【記者が見た】羽生は演技後も冷静、勝ち方を知っている王者

スポーツ報知
試合後の記者会見で並んだ上位3人(左から)2位・フェルナンデス、1位・羽生、3位・宇野(カメラ・酒井 悠一)

◆平昌五輪第8日 フィギュアスケート男子SP(16日、江陵アイスアリーナ)

 フィギュアスケート男子のショートプログラム(SP)が行われ、同種目66年ぶりの2連覇を目指す羽生結弦(23)=ANA=が4か月ぶりの復帰戦で自身の世界最高得点まで1・04点に迫る111・68点でトップに立った。世界選手権2位の宇野昌磨(20)=トヨタ自動車=は104・17点で3位。日本勢の今大会金メダル1号へ、冬季五輪では1972年札幌大会スキージャンプ以来2度目の日本勢ワンツーフィニッシュへ、17日のフリーに挑む。22番滑走の羽生は午後1時43分、最終24番滑走の宇野は同2時に登場予定。

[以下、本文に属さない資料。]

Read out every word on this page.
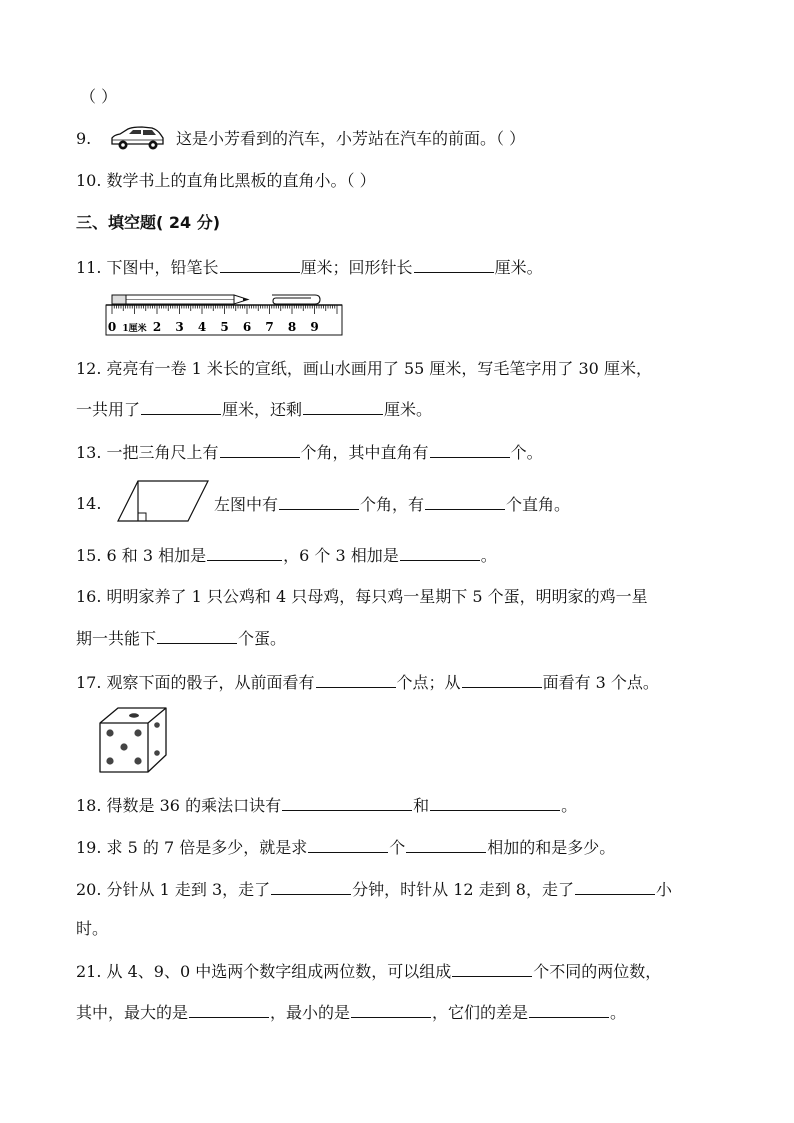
（ ）
9.	这是小芳看到的汽车，小芳站在汽车的前面。（ ）
10. 数学书上的直角比黑板的直角小。（ ）
三、填空题( 24 分)
11. 下图中，铅笔长	厘米；回形针长	厘米。
0 1厘米 2 3 4 5 6 7 8 9
12. 亮亮有一卷 1 米长的宣纸，画山水画用了 55 厘米，写毛笔字用了 30 厘米，
一共用了	厘米，还剩	厘米。
13. 一把三角尺上有	个角，其中直角有	个。
14.	左图中有	个角，有	个直角。
15. 6 和 3 相加是	，6 个 3 相加是	。
16. 明明家养了 1 只公鸡和 4 只母鸡，每只鸡一星期下 5 个蛋，明明家的鸡一星
期一共能下	个蛋。
17. 观察下面的骰子，从前面看有	个点；从	面看有 3 个点。
18. 得数是 36 的乘法口诀有	和	。
19. 求 5 的 7 倍是多少，就是求	个	相加的和是多少。
20. 分针从 1 走到 3，走了	分钟，时针从 12 走到 8，走了	小
时。
21. 从 4、9、0 中选两个数字组成两位数，可以组成	个不同的两位数，
其中，最大的是	，最小的是	，它们的差是	。
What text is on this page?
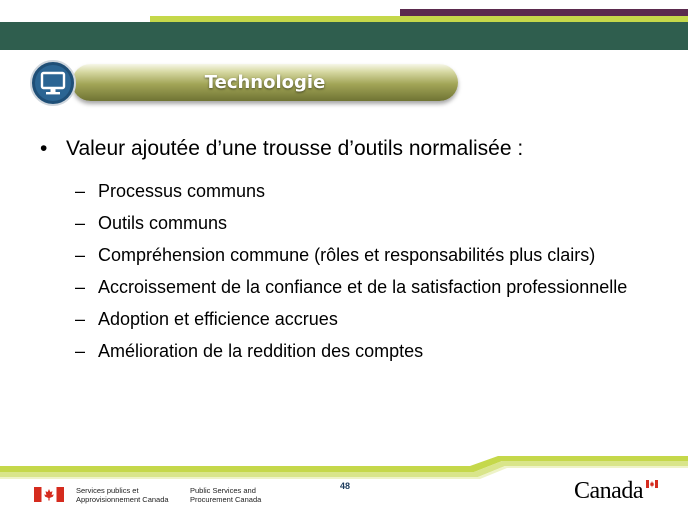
Technologie
• Valeur ajoutée d’une trousse d’outils normalisée :
– Processus communs
– Outils communs
– Compréhension commune (rôles et responsabilités plus clairs)
– Accroissement de la confiance et de la satisfaction professionnelle
– Adoption et efficience accrues
– Amélioration de la reddition des comptes
48
Services publics et
Approvisionnement Canada
Public Services and
Procurement Canada	Canada
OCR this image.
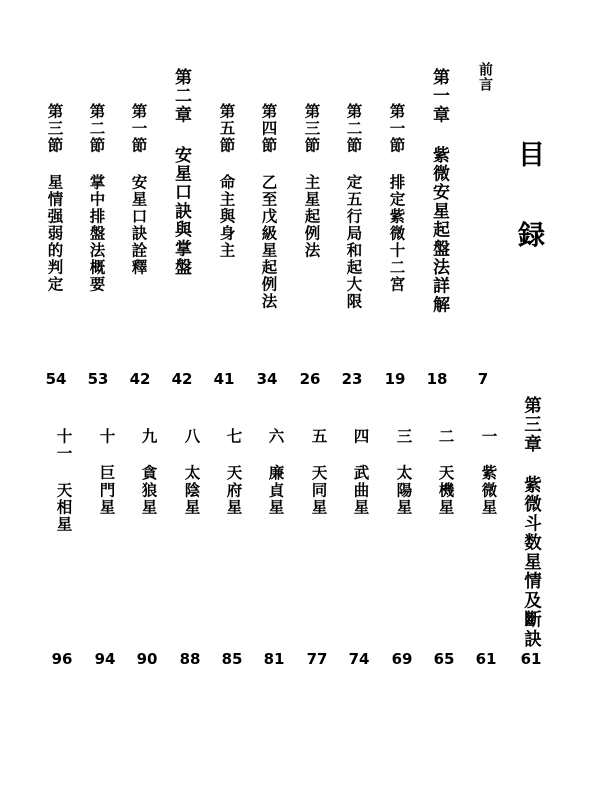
目 録
前言
第一章 紫微安星起盤法詳解
第一節 排定紫微十二宮
第二節 定五行局和起大限
第三節 主星起例法
第四節 乙至戊級星起例法
第五節 命主與身主
第二章 安星口訣與掌盤
第一節 安星口訣詮釋
第二節 掌中排盤法概要
第三節 星情强弱的判定
7
18
19
23
26
34
41
42
42
53
54
第三章 紫微斗数星情及斷訣
一 紫微星
二 天機星
三 太陽星
四 武曲星
五 天同星
六 廉貞星
七 天府星
八 太陰星
九 貪狼星
十 巨門星
十一 天相星
61
61
65
69
74
77
81
85
88
90
94
96
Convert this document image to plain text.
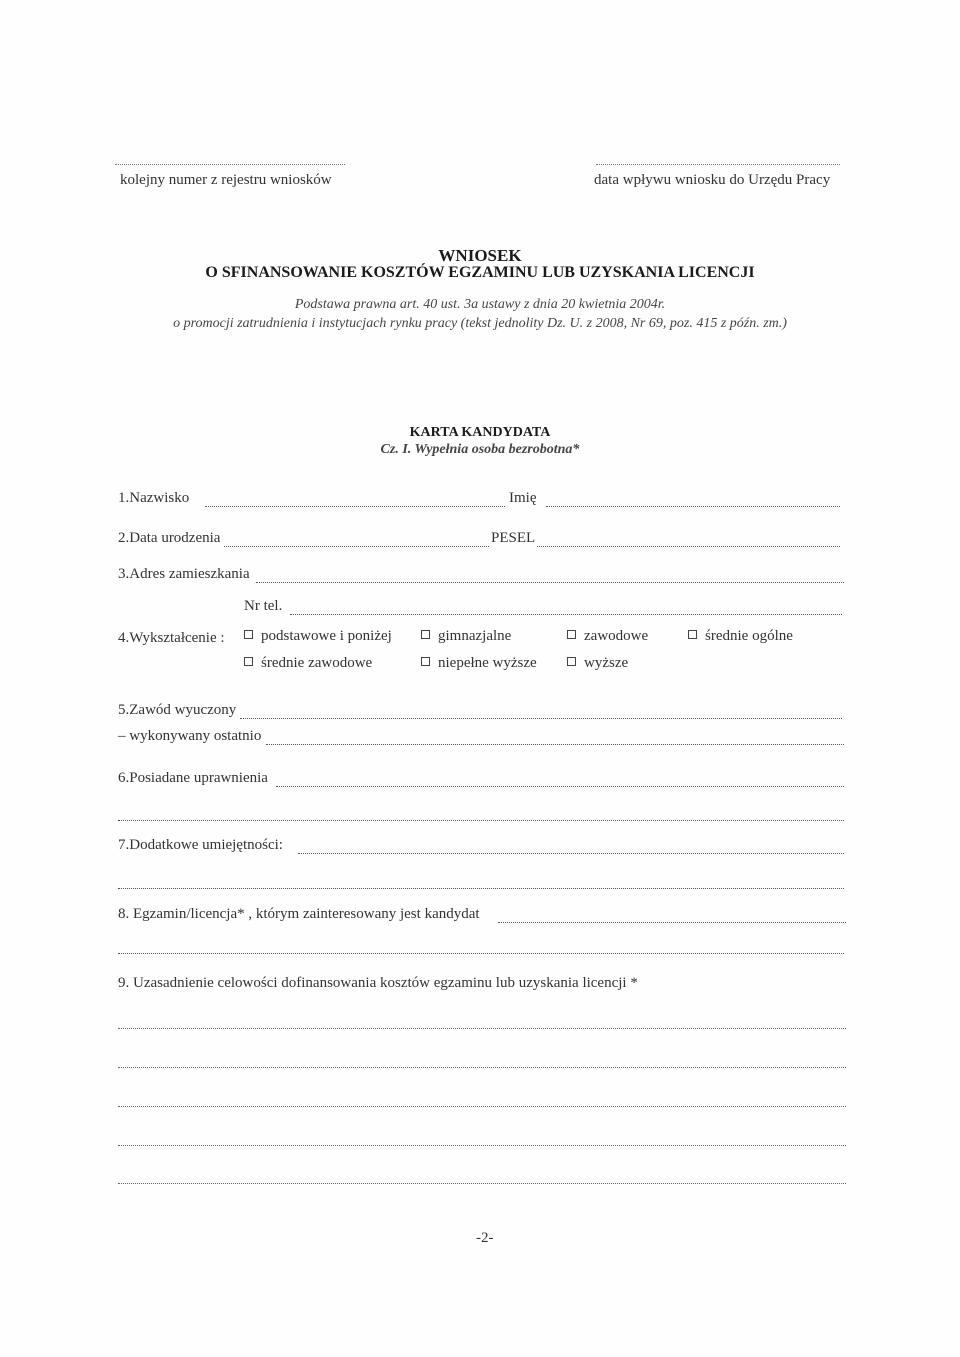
kolejny numer z rejestru wniosków	data wpływu wniosku do Urzędu Pracy
WNIOSEK
O SFINANSOWANIE KOSZTÓW EGZAMINU LUB UZYSKANIA LICENCJI
Podstawa prawna art. 40 ust. 3a ustawy z dnia 20 kwietnia 2004r.
o promocji zatrudnienia i instytucjach rynku pracy (tekst jednolity Dz. U. z 2008, Nr 69, poz. 415 z późn. zm.)
KARTA KANDYDATA
Cz. I. Wypełnia osoba bezrobotna*
1.Nazwisko	Imię
2.Data urodzenia	PESEL
3.Adres zamieszkania
Nr tel.
4.Wykształcenie :	podstawowe i poniżej	gimnazjalne	zawodowe	średnie ogólne
średnie zawodowe	niepełne wyższe	wyższe
5.Zawód wyuczony
– wykonywany ostatnio
6.Posiadane uprawnienia
7.Dodatkowe umiejętności:
8. Egzamin/licencja* , którym zainteresowany jest kandydat
9. Uzasadnienie celowości dofinansowania kosztów egzaminu lub uzyskania licencji *
-2-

 素晴らしい演技をした後ほど、羽生は冷静なことが多い。数々の海外メディアの取材を経て、日本メディアに対した第一声は「わあい、日本語だ」。興奮気味だったのは、我々報道陣の方だった。矢継ぎ早に質問が飛ぶ中、一語一句かみしめながら、この日のSPを振り返った。「とにかく満足っていう気持ちが一番。あとはまだ明日があるっていう気持ちが頭の6割近くを占めている」。頭の中で、自分の演技を整理しているようにも見えた。早くも気持ちは翌日のフリーへ向いていた。

 世界最高得点を記録した9月のオータム・クラシックの時もそうだった。「いきなりの世界最高得点ですが?」「はい…」。非常に落ち着いていた。右膝に痛みを抱えていたオータム・クラシック、右足首負傷からの復帰戦の今大会はともに、昨季からSP冒頭に組み込んできたループをサルコーに難度を落としている。復帰戦とはいえ羽生の中では、この構成ならこれくらいできますよ―という自負があるのかもしれない。

 前日(15日)には日本金メダル1号について「誰が取ろうが、僕も取ります」と言い切った。この日は違った。「特にチャンピオンになりたいとか、そういうことを言うつもりはない。ただ自分がやることがあると思うので、その自分がやるべきこと、やる必要があるものをやりたい」。